Editores convidados deste número, os pesquisadores Luiz Antônio da Silva Teixeira (COC/Fiocruz), Andreza Rodrigues Nakano (Escola de Enfermagem/Universidade Federal do Rio de Janeiro) e a pós-doutoranda Marina Fisher Nucci (COC/Fiocruz) trazem discussão sobre Parto e nascimento: saberes, reflexões e diferentes perspectivas. De acordo com os editores, a “medicalização dos partos, dos nascimentos e da vida é parte da nossa sociedade, e olhar para essas questões é uma das formas de transformá-la”.

Análise

Oito artigos fazem parte da seção Análise do dossiê Parto e Nascimento. Há trabalhos inéditos sobre a saúde reprodutiva das mulheres no Rio de Janeiro do início do século 20; discursos científicos em favor da medicalização de parto no Peru, 1900-1940; medicalização da gestação e do parto nas páginas da revista Claudia, 1961-1990; reflexões sobre a síntese e início do uso da ocitocina em obstetrícia no Brasil; a concorrência na arte de partejar na cidade do Rio de Janeiro entre 1835 e 1900; a “maternidade moderna” e a medicalização do parto nas páginas do Boletim da Legião Brasileira de Assistência, 1945-1964; gênero, história e medicalização do parto: a exposição “Mulheres e práticas de saúde”; a transnacionalização do parto normal no Brasil: um estudo das últimas cinco décadas.

Fontes

Na seção Fontes, a bibliotecária Wanda Weltman reúne artigos publicados em periódicos brasileiros, recuperados nas bases Scielo, Hisa e Lilacs, para comentar a bibliografia sobre a medicalização do parto no Brasil. No outro artigo da seção, a doutoranda do Programa de Pós-Graduação em História das Ciências e da Saúde da COC Larissa Velasquez analisa as fontes para a história da ginecologia e obstetrícia no Brasil, a partir do levantamento de fontes realizado em bases de dados de bibliotecas brasileiras.

Nota de Pesquisa

A medicalização do parto no Brasil a partir do estudo de manuais de obstetrícia é o título da nota de pesquisa da doutoranda do Programa de Pós-Graduação em Saúde da Criança e da Mulher, do Instituto Nacional de Saúde da Mulher da Criança e do Adolescente Fernandes Figueira (IFF/Fiocruz) Lucia Regina de Azevedo Nicida.
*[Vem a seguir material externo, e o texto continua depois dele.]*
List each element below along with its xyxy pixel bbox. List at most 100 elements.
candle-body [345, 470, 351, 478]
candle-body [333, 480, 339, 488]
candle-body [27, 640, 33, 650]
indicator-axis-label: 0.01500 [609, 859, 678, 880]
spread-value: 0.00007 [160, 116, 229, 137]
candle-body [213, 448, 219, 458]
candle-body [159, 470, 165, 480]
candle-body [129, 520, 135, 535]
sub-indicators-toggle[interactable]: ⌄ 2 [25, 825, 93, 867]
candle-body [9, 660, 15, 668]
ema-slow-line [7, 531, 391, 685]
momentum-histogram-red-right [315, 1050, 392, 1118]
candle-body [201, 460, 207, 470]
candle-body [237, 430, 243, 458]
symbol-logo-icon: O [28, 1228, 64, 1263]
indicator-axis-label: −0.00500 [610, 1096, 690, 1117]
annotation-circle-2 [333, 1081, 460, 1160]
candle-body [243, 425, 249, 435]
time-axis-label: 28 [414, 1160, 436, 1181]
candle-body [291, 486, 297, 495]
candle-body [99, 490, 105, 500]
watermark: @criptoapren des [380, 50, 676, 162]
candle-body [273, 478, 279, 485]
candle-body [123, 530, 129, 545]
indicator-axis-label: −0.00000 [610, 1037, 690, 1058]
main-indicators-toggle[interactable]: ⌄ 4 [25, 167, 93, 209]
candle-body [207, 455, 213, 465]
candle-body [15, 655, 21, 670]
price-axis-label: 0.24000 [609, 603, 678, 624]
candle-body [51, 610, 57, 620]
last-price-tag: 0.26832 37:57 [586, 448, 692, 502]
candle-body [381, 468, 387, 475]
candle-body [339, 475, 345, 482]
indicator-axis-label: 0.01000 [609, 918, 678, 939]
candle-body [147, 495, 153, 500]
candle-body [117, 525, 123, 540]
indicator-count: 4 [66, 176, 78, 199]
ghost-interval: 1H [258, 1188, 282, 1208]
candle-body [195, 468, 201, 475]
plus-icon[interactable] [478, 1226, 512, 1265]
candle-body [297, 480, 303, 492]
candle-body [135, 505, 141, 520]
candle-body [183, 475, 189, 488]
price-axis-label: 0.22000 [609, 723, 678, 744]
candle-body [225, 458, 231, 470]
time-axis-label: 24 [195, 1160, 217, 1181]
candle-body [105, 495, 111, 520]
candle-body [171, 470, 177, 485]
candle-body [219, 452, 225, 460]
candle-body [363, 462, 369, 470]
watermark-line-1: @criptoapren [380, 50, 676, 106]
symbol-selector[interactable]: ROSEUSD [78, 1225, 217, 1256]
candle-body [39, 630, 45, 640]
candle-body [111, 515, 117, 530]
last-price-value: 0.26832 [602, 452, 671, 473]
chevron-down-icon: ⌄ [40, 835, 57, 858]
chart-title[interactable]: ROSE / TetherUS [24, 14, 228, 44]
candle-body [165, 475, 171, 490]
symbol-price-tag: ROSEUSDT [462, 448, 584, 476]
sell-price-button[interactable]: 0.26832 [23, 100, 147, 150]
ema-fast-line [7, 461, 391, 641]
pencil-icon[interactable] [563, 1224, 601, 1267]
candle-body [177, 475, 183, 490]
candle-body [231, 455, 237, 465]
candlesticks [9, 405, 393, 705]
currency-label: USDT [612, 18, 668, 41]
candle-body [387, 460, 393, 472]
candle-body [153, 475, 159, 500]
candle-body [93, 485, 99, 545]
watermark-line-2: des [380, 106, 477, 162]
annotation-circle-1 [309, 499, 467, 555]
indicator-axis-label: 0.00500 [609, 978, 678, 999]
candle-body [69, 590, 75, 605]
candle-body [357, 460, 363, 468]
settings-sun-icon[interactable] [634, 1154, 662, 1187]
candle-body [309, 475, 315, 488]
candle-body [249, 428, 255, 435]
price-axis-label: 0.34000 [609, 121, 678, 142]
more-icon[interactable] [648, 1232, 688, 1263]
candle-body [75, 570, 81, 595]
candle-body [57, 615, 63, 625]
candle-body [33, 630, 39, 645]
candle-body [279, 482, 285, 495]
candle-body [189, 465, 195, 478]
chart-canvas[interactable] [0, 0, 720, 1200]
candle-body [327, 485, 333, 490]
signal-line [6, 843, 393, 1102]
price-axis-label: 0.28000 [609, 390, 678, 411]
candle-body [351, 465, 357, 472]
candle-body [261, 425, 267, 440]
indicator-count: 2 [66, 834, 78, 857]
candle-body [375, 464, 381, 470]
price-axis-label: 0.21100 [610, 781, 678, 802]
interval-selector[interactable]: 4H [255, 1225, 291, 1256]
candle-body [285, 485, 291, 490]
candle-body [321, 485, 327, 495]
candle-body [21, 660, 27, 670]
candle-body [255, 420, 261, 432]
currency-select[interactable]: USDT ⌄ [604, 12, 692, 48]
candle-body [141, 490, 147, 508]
Em outro artigo, o professor Rafael de Brito Dias e a mestranda Cristiane Kämpf, da Faculdade de Ciências Aplicadas da Universidade Estadual de Campinas (Unicamp), traçam uma análise inicial sobre o modo como obstetras ativistas da humanização do parto e do nascimento no Brasil pensam a prática da episiotomia, incisão efetuada na região do períneo para ampliar o canal de parto.

Imagens

Na seção Imagens, a contextualização da casa de parto no Rio de Janeiro é o tema do artigo da pesquisadora do Centre de Recherche Médecine, Sciences, Santé, Santé Mentale, Societé (CERMES) Ilana Löwy. Em outro trabalho, a fotógrafa do Instituto Fernandes Figueira (IFF/Fiocruz), Adriana Mendeiros, apresenta o resultado do acompanhamento fotodocumental na Casa de Parto David Capistrano Filho, no Rio de Janeiro, por 12 anos descontinuados (entre 2005 e 2017).

Livros & Redes

Revisitando a saúde global a partir da periferia: o vírus Zika é o título da resenha do professor da Ponti­cia Universidad Católica de Chile Jose Ragas sobre o livro da brasileira Debora Diniz: Zika: from the Brazilian backlands to global threatAmamentação e políticas para a infância no Brasil: a atuação de Fernandes Figueira, 1902-1928, de Gisele Sanglard, é o objeto da outra resenha da seção, assinada pela professora da Universidade Federal de Minas Gerais (UFMG), Rita de Cássia Marques. Por fim, a professora da Universidade Vale do Rio Doce (MG) Maria Terezinha Bretas Vilarino aborda o livro Qui gardera les enfants? Mémoire d’une feministe iconoclaste, de Yvonne Knibiehler.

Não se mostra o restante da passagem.